Plants of the Lewis & Clark Expedition
by H. Wayne Phillips
published in 2003 by Mountain Press Publishing Company Missoula, Montana
ISBN 0-87842-477-6

THIS IS AN UNUSUAL combination of plant book and historical journal, with nice four-color photographs of plants like most plant guides — along with a few beautiful landscape shots — plus maps, individual plant profiles, and a glossary. But every plant’s description includes historic journal material, too.
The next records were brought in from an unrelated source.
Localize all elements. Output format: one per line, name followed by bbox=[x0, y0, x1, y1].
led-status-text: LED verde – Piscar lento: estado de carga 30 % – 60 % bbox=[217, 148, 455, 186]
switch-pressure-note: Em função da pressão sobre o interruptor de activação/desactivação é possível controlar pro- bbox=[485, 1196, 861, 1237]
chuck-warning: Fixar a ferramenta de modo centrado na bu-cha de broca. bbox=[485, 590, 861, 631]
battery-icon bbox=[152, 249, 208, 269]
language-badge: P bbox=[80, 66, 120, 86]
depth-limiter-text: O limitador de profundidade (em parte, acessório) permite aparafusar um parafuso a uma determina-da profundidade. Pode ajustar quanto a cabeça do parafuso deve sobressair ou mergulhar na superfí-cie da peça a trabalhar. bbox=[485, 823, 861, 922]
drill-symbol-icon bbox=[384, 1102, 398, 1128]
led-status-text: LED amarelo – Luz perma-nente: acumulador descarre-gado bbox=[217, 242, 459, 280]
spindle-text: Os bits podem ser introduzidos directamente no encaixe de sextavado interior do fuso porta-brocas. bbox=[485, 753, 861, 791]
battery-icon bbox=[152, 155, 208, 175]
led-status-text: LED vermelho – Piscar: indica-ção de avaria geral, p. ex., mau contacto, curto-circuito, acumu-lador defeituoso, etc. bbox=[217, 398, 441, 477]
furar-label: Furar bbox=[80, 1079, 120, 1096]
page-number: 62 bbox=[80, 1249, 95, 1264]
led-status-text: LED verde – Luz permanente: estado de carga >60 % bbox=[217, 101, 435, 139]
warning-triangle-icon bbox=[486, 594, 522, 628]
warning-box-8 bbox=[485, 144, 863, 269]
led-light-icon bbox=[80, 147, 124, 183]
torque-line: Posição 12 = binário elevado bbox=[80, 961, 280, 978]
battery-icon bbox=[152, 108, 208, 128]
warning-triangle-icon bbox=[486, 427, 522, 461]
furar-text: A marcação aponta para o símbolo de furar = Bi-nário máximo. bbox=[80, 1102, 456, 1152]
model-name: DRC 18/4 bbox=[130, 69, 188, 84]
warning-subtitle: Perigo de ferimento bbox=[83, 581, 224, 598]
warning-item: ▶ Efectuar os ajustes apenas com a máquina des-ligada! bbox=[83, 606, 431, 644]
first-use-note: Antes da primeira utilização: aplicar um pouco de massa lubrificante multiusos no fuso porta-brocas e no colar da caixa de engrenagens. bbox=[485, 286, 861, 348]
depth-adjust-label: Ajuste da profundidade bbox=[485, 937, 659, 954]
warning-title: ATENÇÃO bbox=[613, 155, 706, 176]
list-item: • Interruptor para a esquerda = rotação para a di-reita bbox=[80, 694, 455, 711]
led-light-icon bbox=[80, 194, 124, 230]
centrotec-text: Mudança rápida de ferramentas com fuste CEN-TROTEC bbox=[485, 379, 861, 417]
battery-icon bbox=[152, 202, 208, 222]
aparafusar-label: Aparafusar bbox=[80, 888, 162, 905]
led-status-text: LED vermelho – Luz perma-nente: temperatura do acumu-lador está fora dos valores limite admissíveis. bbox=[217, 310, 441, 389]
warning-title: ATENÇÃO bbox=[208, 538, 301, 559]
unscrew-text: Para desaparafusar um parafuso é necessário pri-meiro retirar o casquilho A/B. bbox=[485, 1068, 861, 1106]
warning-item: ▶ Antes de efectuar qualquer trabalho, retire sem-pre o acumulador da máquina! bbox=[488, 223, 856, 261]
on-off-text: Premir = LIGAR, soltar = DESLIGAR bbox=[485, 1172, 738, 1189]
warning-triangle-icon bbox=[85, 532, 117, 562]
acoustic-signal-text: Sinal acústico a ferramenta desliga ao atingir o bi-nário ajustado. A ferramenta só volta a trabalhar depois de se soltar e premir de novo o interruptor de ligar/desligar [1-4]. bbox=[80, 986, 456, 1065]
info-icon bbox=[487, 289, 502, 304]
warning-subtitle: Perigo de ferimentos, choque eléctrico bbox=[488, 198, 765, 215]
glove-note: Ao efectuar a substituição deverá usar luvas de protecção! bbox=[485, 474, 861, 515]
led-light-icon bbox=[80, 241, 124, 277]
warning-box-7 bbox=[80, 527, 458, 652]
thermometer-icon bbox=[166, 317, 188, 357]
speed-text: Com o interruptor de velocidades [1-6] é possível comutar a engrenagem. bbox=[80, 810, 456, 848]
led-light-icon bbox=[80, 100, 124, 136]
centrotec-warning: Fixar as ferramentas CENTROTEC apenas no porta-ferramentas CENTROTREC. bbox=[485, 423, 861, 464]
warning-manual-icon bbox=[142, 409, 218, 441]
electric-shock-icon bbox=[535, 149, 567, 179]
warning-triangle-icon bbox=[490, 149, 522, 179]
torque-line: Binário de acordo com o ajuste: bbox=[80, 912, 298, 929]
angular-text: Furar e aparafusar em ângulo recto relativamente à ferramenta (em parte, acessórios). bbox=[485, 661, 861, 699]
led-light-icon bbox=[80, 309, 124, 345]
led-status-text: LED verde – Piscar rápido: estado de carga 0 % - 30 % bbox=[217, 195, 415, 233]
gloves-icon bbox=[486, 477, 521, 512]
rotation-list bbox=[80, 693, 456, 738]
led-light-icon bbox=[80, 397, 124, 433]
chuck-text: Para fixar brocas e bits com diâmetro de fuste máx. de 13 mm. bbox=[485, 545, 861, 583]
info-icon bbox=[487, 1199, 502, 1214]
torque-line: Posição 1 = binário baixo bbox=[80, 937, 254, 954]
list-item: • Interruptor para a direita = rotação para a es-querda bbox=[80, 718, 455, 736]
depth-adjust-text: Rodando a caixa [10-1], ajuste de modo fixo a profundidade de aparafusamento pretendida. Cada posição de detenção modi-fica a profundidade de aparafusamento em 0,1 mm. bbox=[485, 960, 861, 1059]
For example, there’s an entry for Chokecherry, which describes the overall bush, plus leaves, flowers, fruit, blossoming season, habitat, and:

“On June 11, 1805, Lewis was leading a small party searching for the ‘great falls of the Missouri,’ when he fell ill: ‘I was taken with such violent pain in the intestens that I was unable to partake of the feast of marrowbones….I directed a parsel of the small twigs [of chokecherry] to be geathered striped of their leaves, cut into pieces of about 2 Inches in length and boiled in water until a strong black decoction of an astringent bitter tast was produced; at sunset I took a point {pint} of this decoction and abut an hour after repeated the dze[.] by 10 in the evening I was entirely releived from pain and in fact every symptom of the disorder forsook me; my fever abated, a gentle perspiration was produced and I had a comfortable and refreshing nights rest.’ The next morning Lewis took another portion of the chokecherry decoction and hiked 27 miles up the Missouri….”

This expedition didn’t go through Colorado, so we’re not sure why the publisher sent this book our way, but some of the plants do grow here, and this is a rather interesting approach to history and plant identification.

(I especially enjoyed the journal’s erratic spelling, although I felt a little sorry for the proofreaders who must have had an interesting time trying to duplicate errors — but not allow extras.)

This book probably won’t appeal to a great many of our readers, but if you’re both a history buff with a special interest in Lewis and Clark and a plant aficionado, it may be just what you’re looking for.

It’s colorful and a mite eccentric; it could be a great companion on a trip along the expedition’s route.